The disposal of ten thousand copies of a work is no large sale in America of a book published at a dollar; but in England it is a very large sale of a book brought out at five shillings.

I do not remember that I ever examined the rooms of an American without finding books or magazines in them. I do not speak here of the houses of my friends, as of course the same remark would apply as strongly in England; but of the houses of persons presumed to earn their bread by the labor of their hands. The opportunity for such examination does not come daily; but when it has been in my power I have made it, and have always found signs of education. Men and women of the classes to which I allude talk of reading and writing as of arts belonging to them as a matter of course, quite as much as are the arts of eating and drinking. A porter or a farmer's servant in the States is not proud of reading and writing. It is to him quite a matter of course. The coachmen on their boxes and the boots as they set in the halls of the hotels have newspapers constantly in their hands. The young women have them also, and the children. The fact comes home to one at every turn, and at every hour, that the people are an educated people.
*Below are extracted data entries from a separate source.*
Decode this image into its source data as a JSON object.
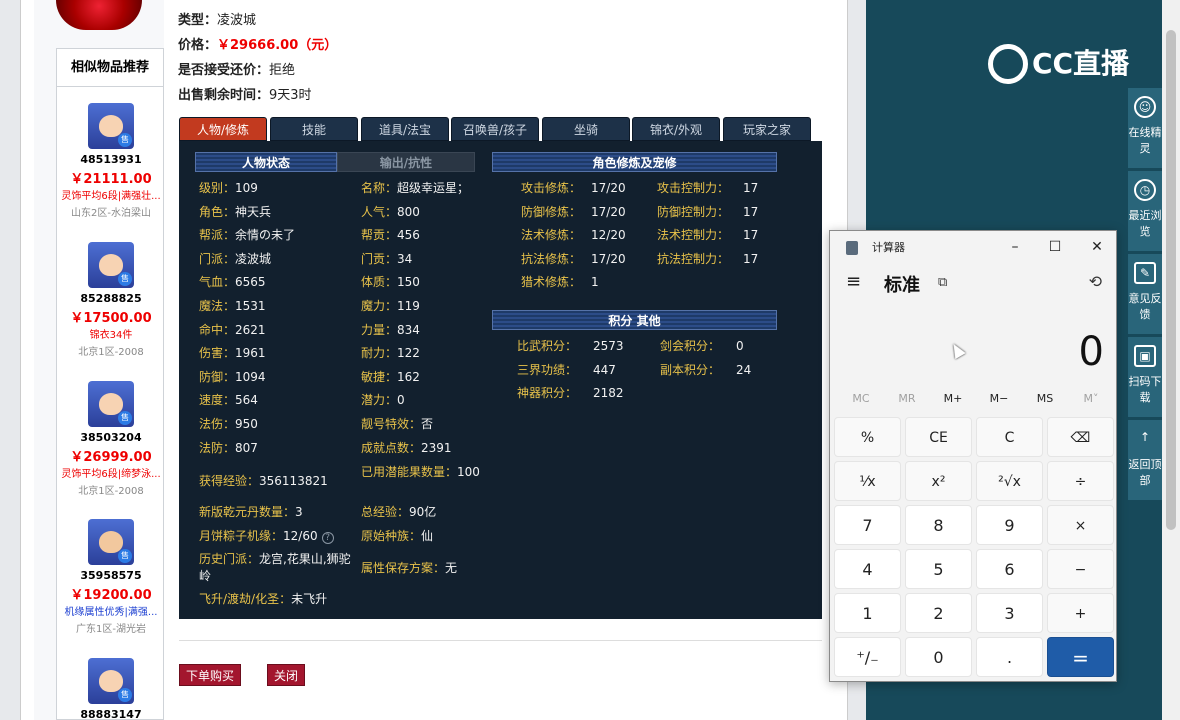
{
  "item": {
    "type_label": "类型：",
    "type_value": "凌波城",
    "price_label": "价格：",
    "price_value": "￥29666.00（元）",
    "bargain_label": "是否接受还价：",
    "bargain_value": "拒绝",
    "remaining_label": "出售剩余时间：",
    "remaining_value": "9天3时"
  },
  "side": {
    "title": "相似物品推荐",
    "items": [
      {
        "id": "48513931",
        "price": "￥21111.00",
        "desc": "灵饰平均6段|满强壮...",
        "desc_color": "red",
        "server": "山东2区-水泊梁山"
      },
      {
        "id": "85288825",
        "price": "￥17500.00",
        "desc": "锦衣34件",
        "desc_color": "red",
        "server": "北京1区-2008"
      },
      {
        "id": "38503204",
        "price": "￥26999.00",
        "desc": "灵饰平均6段|缔梦泳...",
        "desc_color": "red",
        "server": "北京1区-2008"
      },
      {
        "id": "35958575",
        "price": "￥19200.00",
        "desc": "机缘属性优秀|满强...",
        "desc_color": "blue",
        "server": "广东1区-湖光岩"
      },
      {
        "id": "88883147",
        "price": "",
        "desc": "",
        "desc_color": "red",
        "server": ""
      }
    ],
    "tag": "售"
  },
  "tabs": [
    "人物/修炼",
    "技能",
    "道具/法宝",
    "召唤兽/孩子",
    "坐骑",
    "锦衣/外观",
    "玩家之家"
  ],
  "sections": {
    "status": "人物状态",
    "output": "输出/抗性",
    "cultivation": "角色修炼及宠修",
    "points": "积分 其他"
  },
  "stats_left": [
    {
      "k": "级别：",
      "v": "109"
    },
    {
      "k": "角色：",
      "v": "神天兵"
    },
    {
      "k": "帮派：",
      "v": "余情の未了"
    },
    {
      "k": "门派：",
      "v": "凌波城"
    },
    {
      "k": "气血：",
      "v": "6565"
    },
    {
      "k": "魔法：",
      "v": "1531"
    },
    {
      "k": "命中：",
      "v": "2621"
    },
    {
      "k": "伤害：",
      "v": "1961"
    },
    {
      "k": "防御：",
      "v": "1094"
    },
    {
      "k": "速度：",
      "v": "564"
    },
    {
      "k": "法伤：",
      "v": "950"
    },
    {
      "k": "法防：",
      "v": "807"
    }
  ],
  "stats_mid": [
    {
      "k": "名称：",
      "v": "超级幸运星；"
    },
    {
      "k": "人气：",
      "v": "800"
    },
    {
      "k": "帮贡：",
      "v": "456"
    },
    {
      "k": "门贡：",
      "v": "34"
    },
    {
      "k": "体质：",
      "v": "150"
    },
    {
      "k": "魔力：",
      "v": "119"
    },
    {
      "k": "力量：",
      "v": "834"
    },
    {
      "k": "耐力：",
      "v": "122"
    },
    {
      "k": "敏捷：",
      "v": "162"
    },
    {
      "k": "潜力：",
      "v": "0"
    },
    {
      "k": "靓号特效：",
      "v": "否"
    },
    {
      "k": "成就点数：",
      "v": "2391"
    }
  ],
  "extra": {
    "exp_k": "获得经验：",
    "exp_v": "356113821",
    "potion_k": "已用潜能果数量：",
    "potion_v": "100",
    "qiankun_k": "新版乾元丹数量：",
    "qiankun_v": "3",
    "total_k": "总经验：",
    "total_v": "90亿",
    "zongzi_k": "月饼粽子机缘：",
    "zongzi_v": "12/60",
    "race_k": "原始种族：",
    "race_v": "仙",
    "history_k": "历史门派：",
    "history_v": "龙宫,花果山,狮驼岭",
    "attrsave_k": "属性保存方案：",
    "attrsave_v": "无",
    "fly_k": "飞升/渡劫/化圣：",
    "fly_v": "未飞升"
  },
  "cult_left": [
    {
      "k": "攻击修炼：",
      "v": "17/20"
    },
    {
      "k": "防御修炼：",
      "v": "17/20"
    },
    {
      "k": "法术修炼：",
      "v": "12/20"
    },
    {
      "k": "抗法修炼：",
      "v": "17/20"
    },
    {
      "k": "猎术修炼：",
      "v": "1"
    }
  ],
  "cult_right": [
    {
      "k": "攻击控制力：",
      "v": "17"
    },
    {
      "k": "防御控制力：",
      "v": "17"
    },
    {
      "k": "法术控制力：",
      "v": "17"
    },
    {
      "k": "抗法控制力：",
      "v": "17"
    }
  ],
  "points": [
    {
      "k": "比武积分：",
      "v": "2573"
    },
    {
      "k": "三界功绩：",
      "v": "447"
    },
    {
      "k": "神器积分：",
      "v": "2182"
    }
  ],
  "points_right": [
    {
      "k": "剑会积分：",
      "v": "0"
    },
    {
      "k": "副本积分：",
      "v": "24"
    }
  ],
  "buttons": {
    "buy": "下单购买",
    "close": "关闭"
  },
  "brand": {
    "logo_text": "CC直播"
  },
  "toolbar": [
    {
      "label": "在线精灵",
      "icon": "spirit-icon"
    },
    {
      "label": "最近浏览",
      "icon": "clock-icon"
    },
    {
      "label": "意见反馈",
      "icon": "edit-icon"
    },
    {
      "label": "扫码下载",
      "icon": "scan-icon"
    },
    {
      "label": "返回顶部",
      "icon": "arrow-up-icon"
    }
  ],
  "calculator": {
    "title": "计算器",
    "mode": "标准",
    "display": "0",
    "memory": [
      "MC",
      "MR",
      "M+",
      "M−",
      "MS",
      "M˅"
    ],
    "keys": [
      "%",
      "CE",
      "C",
      "⌫",
      "¹⁄x",
      "x²",
      "²√x",
      "÷",
      "7",
      "8",
      "9",
      "×",
      "4",
      "5",
      "6",
      "−",
      "1",
      "2",
      "3",
      "+",
      "⁺/₋",
      "0",
      ".",
      "="
    ]
  },
  "colors": {
    "accent_red": "#e00000",
    "tab_active": "#c23a1f",
    "panel_bg": "#12202e",
    "label_gold": "#e8c24a",
    "calc_equals": "#1f5ca8"
  }
}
The whole of this question between North and South is as well understood by the servants as by their masters, is discussed as vehemently by the private soldiers as by the officers. The politics of the country and the nature of its Constitution are familiar to every laborer. The very wording of the Declaration of Independence is in the memory of every lad of sixteen. Boys and girls of a younger age than that know why Slidell and Mason were arrested, and will tell you why they should have been given up, or why they should have been held in durance. The question of the war with England is debated by every native pavior and hodman of New York.
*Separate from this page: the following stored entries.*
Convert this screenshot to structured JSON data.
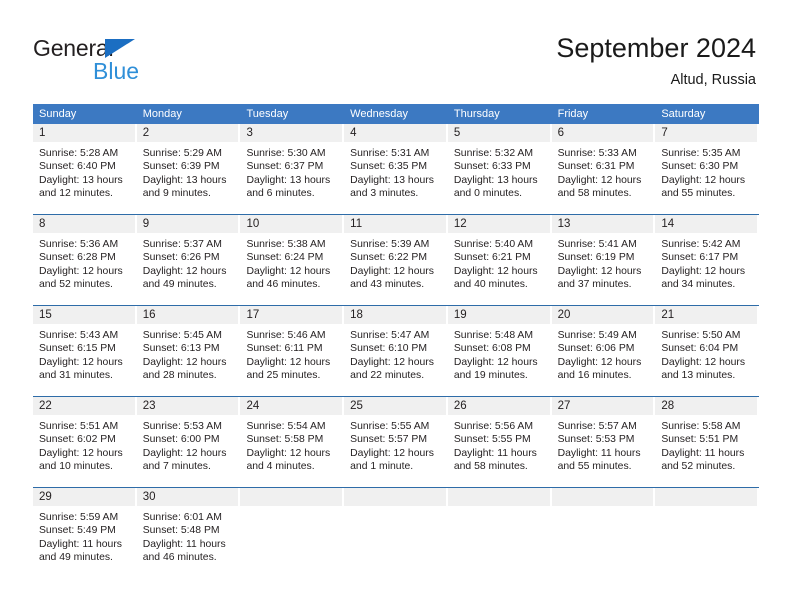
{
  "brand": {
    "name_part1": "General",
    "name_part2": "Blue",
    "triangle_icon": "triangle-icon",
    "color_dark": "#231f20",
    "color_blue": "#2f8fd8"
  },
  "header": {
    "title": "September 2024",
    "subtitle": "Altud, Russia"
  },
  "theme": {
    "header_blue": "#3c79c2",
    "rule_blue": "#2e6ca8",
    "date_band_gray": "#f0f0f0",
    "text": "#231f20"
  },
  "weekdays": [
    "Sunday",
    "Monday",
    "Tuesday",
    "Wednesday",
    "Thursday",
    "Friday",
    "Saturday"
  ],
  "weeks": [
    [
      {
        "day": "1",
        "sunrise": "Sunrise: 5:28 AM",
        "sunset": "Sunset: 6:40 PM",
        "daylight_1": "Daylight: 13 hours",
        "daylight_2": "and 12 minutes."
      },
      {
        "day": "2",
        "sunrise": "Sunrise: 5:29 AM",
        "sunset": "Sunset: 6:39 PM",
        "daylight_1": "Daylight: 13 hours",
        "daylight_2": "and 9 minutes."
      },
      {
        "day": "3",
        "sunrise": "Sunrise: 5:30 AM",
        "sunset": "Sunset: 6:37 PM",
        "daylight_1": "Daylight: 13 hours",
        "daylight_2": "and 6 minutes."
      },
      {
        "day": "4",
        "sunrise": "Sunrise: 5:31 AM",
        "sunset": "Sunset: 6:35 PM",
        "daylight_1": "Daylight: 13 hours",
        "daylight_2": "and 3 minutes."
      },
      {
        "day": "5",
        "sunrise": "Sunrise: 5:32 AM",
        "sunset": "Sunset: 6:33 PM",
        "daylight_1": "Daylight: 13 hours",
        "daylight_2": "and 0 minutes."
      },
      {
        "day": "6",
        "sunrise": "Sunrise: 5:33 AM",
        "sunset": "Sunset: 6:31 PM",
        "daylight_1": "Daylight: 12 hours",
        "daylight_2": "and 58 minutes."
      },
      {
        "day": "7",
        "sunrise": "Sunrise: 5:35 AM",
        "sunset": "Sunset: 6:30 PM",
        "daylight_1": "Daylight: 12 hours",
        "daylight_2": "and 55 minutes."
      }
    ],
    [
      {
        "day": "8",
        "sunrise": "Sunrise: 5:36 AM",
        "sunset": "Sunset: 6:28 PM",
        "daylight_1": "Daylight: 12 hours",
        "daylight_2": "and 52 minutes."
      },
      {
        "day": "9",
        "sunrise": "Sunrise: 5:37 AM",
        "sunset": "Sunset: 6:26 PM",
        "daylight_1": "Daylight: 12 hours",
        "daylight_2": "and 49 minutes."
      },
      {
        "day": "10",
        "sunrise": "Sunrise: 5:38 AM",
        "sunset": "Sunset: 6:24 PM",
        "daylight_1": "Daylight: 12 hours",
        "daylight_2": "and 46 minutes."
      },
      {
        "day": "11",
        "sunrise": "Sunrise: 5:39 AM",
        "sunset": "Sunset: 6:22 PM",
        "daylight_1": "Daylight: 12 hours",
        "daylight_2": "and 43 minutes."
      },
      {
        "day": "12",
        "sunrise": "Sunrise: 5:40 AM",
        "sunset": "Sunset: 6:21 PM",
        "daylight_1": "Daylight: 12 hours",
        "daylight_2": "and 40 minutes."
      },
      {
        "day": "13",
        "sunrise": "Sunrise: 5:41 AM",
        "sunset": "Sunset: 6:19 PM",
        "daylight_1": "Daylight: 12 hours",
        "daylight_2": "and 37 minutes."
      },
      {
        "day": "14",
        "sunrise": "Sunrise: 5:42 AM",
        "sunset": "Sunset: 6:17 PM",
        "daylight_1": "Daylight: 12 hours",
        "daylight_2": "and 34 minutes."
      }
    ],
    [
      {
        "day": "15",
        "sunrise": "Sunrise: 5:43 AM",
        "sunset": "Sunset: 6:15 PM",
        "daylight_1": "Daylight: 12 hours",
        "daylight_2": "and 31 minutes."
      },
      {
        "day": "16",
        "sunrise": "Sunrise: 5:45 AM",
        "sunset": "Sunset: 6:13 PM",
        "daylight_1": "Daylight: 12 hours",
        "daylight_2": "and 28 minutes."
      },
      {
        "day": "17",
        "sunrise": "Sunrise: 5:46 AM",
        "sunset": "Sunset: 6:11 PM",
        "daylight_1": "Daylight: 12 hours",
        "daylight_2": "and 25 minutes."
      },
      {
        "day": "18",
        "sunrise": "Sunrise: 5:47 AM",
        "sunset": "Sunset: 6:10 PM",
        "daylight_1": "Daylight: 12 hours",
        "daylight_2": "and 22 minutes."
      },
      {
        "day": "19",
        "sunrise": "Sunrise: 5:48 AM",
        "sunset": "Sunset: 6:08 PM",
        "daylight_1": "Daylight: 12 hours",
        "daylight_2": "and 19 minutes."
      },
      {
        "day": "20",
        "sunrise": "Sunrise: 5:49 AM",
        "sunset": "Sunset: 6:06 PM",
        "daylight_1": "Daylight: 12 hours",
        "daylight_2": "and 16 minutes."
      },
      {
        "day": "21",
        "sunrise": "Sunrise: 5:50 AM",
        "sunset": "Sunset: 6:04 PM",
        "daylight_1": "Daylight: 12 hours",
        "daylight_2": "and 13 minutes."
      }
    ],
    [
      {
        "day": "22",
        "sunrise": "Sunrise: 5:51 AM",
        "sunset": "Sunset: 6:02 PM",
        "daylight_1": "Daylight: 12 hours",
        "daylight_2": "and 10 minutes."
      },
      {
        "day": "23",
        "sunrise": "Sunrise: 5:53 AM",
        "sunset": "Sunset: 6:00 PM",
        "daylight_1": "Daylight: 12 hours",
        "daylight_2": "and 7 minutes."
      },
      {
        "day": "24",
        "sunrise": "Sunrise: 5:54 AM",
        "sunset": "Sunset: 5:58 PM",
        "daylight_1": "Daylight: 12 hours",
        "daylight_2": "and 4 minutes."
      },
      {
        "day": "25",
        "sunrise": "Sunrise: 5:55 AM",
        "sunset": "Sunset: 5:57 PM",
        "daylight_1": "Daylight: 12 hours",
        "daylight_2": "and 1 minute."
      },
      {
        "day": "26",
        "sunrise": "Sunrise: 5:56 AM",
        "sunset": "Sunset: 5:55 PM",
        "daylight_1": "Daylight: 11 hours",
        "daylight_2": "and 58 minutes."
      },
      {
        "day": "27",
        "sunrise": "Sunrise: 5:57 AM",
        "sunset": "Sunset: 5:53 PM",
        "daylight_1": "Daylight: 11 hours",
        "daylight_2": "and 55 minutes."
      },
      {
        "day": "28",
        "sunrise": "Sunrise: 5:58 AM",
        "sunset": "Sunset: 5:51 PM",
        "daylight_1": "Daylight: 11 hours",
        "daylight_2": "and 52 minutes."
      }
    ],
    [
      {
        "day": "29",
        "sunrise": "Sunrise: 5:59 AM",
        "sunset": "Sunset: 5:49 PM",
        "daylight_1": "Daylight: 11 hours",
        "daylight_2": "and 49 minutes."
      },
      {
        "day": "30",
        "sunrise": "Sunrise: 6:01 AM",
        "sunset": "Sunset: 5:48 PM",
        "daylight_1": "Daylight: 11 hours",
        "daylight_2": "and 46 minutes."
      },
      {
        "day": "",
        "sunrise": "",
        "sunset": "",
        "daylight_1": "",
        "daylight_2": ""
      },
      {
        "day": "",
        "sunrise": "",
        "sunset": "",
        "daylight_1": "",
        "daylight_2": ""
      },
      {
        "day": "",
        "sunrise": "",
        "sunset": "",
        "daylight_1": "",
        "daylight_2": ""
      },
      {
        "day": "",
        "sunrise": "",
        "sunset": "",
        "daylight_1": "",
        "daylight_2": ""
      },
      {
        "day": "",
        "sunrise": "",
        "sunset": "",
        "daylight_1": "",
        "daylight_2": ""
      }
    ]
  ]
}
I know what Englishmen will say in answer to this. They will declare that they do not want their paviors and hodmen to talk politics; that they are as well pleased that their coachmen and cooks should not always have a newspaper in their hands; that private soldiers will fight as well, and obey better, if they are not trained to discuss the causes which have brought them into the field. An English gentleman will think that his gardener will be a better gardener without than with any excessive political ardor, and the English lady will prefer that her housemaid shall not have a very pronounced opinion of her own as to the capabilities of the cabinet ministers.